“Everyone is a moon and has a dark side which he never shows to anybody.” – Mark Twain
“Where there is no imagination there is no horror.” – Sir Arthur Conan Doyle, Sr.
In honor of Halloween I decided to forgo traditional quotes and go more for quotes that can relate to Halloween. I could not decide between the two which I liked better.
Mark Twain’s quote on everyone having a dark side that they don’t show to anyone resonates with me. There are times when I view my past childhood as a dark side. As a child I could not control the environment of abuse I lived in. I rebelled like crazy, running away, getting caught up with the wrong crowds, and other not so healthy stuff. By the time I was a freshman in high school, I decided that only I could impact my world and I became more assertive of demanding something better for myself. For the longest time, my past was like the dark side of the moon; I did not share it with anyone and avoided all kinds of questions people would ask about my upbringing. I became a master at changing the subject and diverting attention away from myself. This made it difficult for me to make close friends as a part of me was hidden and locked away. Thankfully, I have gotten better at opening up, I started small and am now at a point where my past is a part of who I am, it helped mold me into the me I am today. I have come to accept this over the years and be open to sharing my story with others. Now don’t get me wrong, I still have moments where something will trigger a bad memory and I may withdraw to recoup myself. As the years pass, these get to be fewer and fewer. Yet, for me, it is good for me to remember my past as it helps shape my present and my future.
Moving on to Sir Arthur’s quote on where there is no imagination there is no horror. I see this as more of a balance. With imagination can come the great, happy, wonderful things and on the flip side, there can be the ugly, twisted, and horrific. I am a visual person by nature. I like to see things to conceptualize and brainstorm. I use a pad of paper and dry erase board like crazy. It helps me get things in more perspective. Yet, sometimes, I may have some freaky stuff come out of my head. For example, one day my husband and I were talking about something on TV and the music came on where you know something bad is going to happen next (predictable)… well he guessed something like kidnapping while my mind went down the path of assault or murder. I guess I took it up a notch in severity. Maybe that is why my husband and I keep each other in balance. We can throw all possible outcomes out there, settle on one in the middle somewhere and move on. I have found it helps me look towards the positive in things; just knowing the best that could happen and the worst that can happen help me lean towards the best and be optimistic.

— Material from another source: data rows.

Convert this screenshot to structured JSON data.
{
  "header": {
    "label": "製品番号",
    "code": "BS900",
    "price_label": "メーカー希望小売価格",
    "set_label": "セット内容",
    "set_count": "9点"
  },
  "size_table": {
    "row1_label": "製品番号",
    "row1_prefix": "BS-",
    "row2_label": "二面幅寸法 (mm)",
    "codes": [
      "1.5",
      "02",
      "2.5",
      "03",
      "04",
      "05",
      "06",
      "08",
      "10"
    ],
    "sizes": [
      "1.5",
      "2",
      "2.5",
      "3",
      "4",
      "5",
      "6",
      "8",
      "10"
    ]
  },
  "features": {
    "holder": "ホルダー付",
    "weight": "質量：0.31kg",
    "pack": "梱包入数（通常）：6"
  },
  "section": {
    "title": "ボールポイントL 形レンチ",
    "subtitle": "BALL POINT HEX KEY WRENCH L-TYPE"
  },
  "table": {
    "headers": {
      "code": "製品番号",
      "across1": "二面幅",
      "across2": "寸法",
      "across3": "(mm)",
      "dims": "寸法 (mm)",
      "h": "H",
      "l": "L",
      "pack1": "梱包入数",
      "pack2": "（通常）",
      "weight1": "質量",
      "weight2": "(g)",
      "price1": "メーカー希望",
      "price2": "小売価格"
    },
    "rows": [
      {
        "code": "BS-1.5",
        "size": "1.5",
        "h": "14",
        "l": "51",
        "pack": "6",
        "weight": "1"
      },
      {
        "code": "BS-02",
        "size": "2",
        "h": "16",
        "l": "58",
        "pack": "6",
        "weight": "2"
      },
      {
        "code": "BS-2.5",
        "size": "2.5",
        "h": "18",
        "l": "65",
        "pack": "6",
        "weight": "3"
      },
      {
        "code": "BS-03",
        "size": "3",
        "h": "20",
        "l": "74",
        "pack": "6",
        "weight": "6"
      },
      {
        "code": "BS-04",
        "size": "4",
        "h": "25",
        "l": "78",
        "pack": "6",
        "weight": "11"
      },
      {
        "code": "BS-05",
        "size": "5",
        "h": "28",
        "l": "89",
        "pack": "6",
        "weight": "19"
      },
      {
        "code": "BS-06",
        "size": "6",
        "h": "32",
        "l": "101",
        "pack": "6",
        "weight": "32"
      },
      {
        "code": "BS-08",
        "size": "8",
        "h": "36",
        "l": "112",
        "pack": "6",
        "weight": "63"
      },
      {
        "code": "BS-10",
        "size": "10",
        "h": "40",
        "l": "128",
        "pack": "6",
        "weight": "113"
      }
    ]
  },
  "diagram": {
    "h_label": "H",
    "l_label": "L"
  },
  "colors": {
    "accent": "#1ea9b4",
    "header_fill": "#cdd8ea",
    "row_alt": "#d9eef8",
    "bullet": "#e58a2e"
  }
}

As for Halloween; it is my second favorite holiday after Christmas. We decorated inside and outside the house. We even had a Halloween party last weekend that was a blast. We live in a town that has an annual Halloween parade (floats and all) and in our neighborhood we get around 200 kids trick-or-treating. Seeing all the costumes, weirdness, and enjoying the decorations is a very pleasant way to spend an evening.
I hope everyone has a terrific Thursday.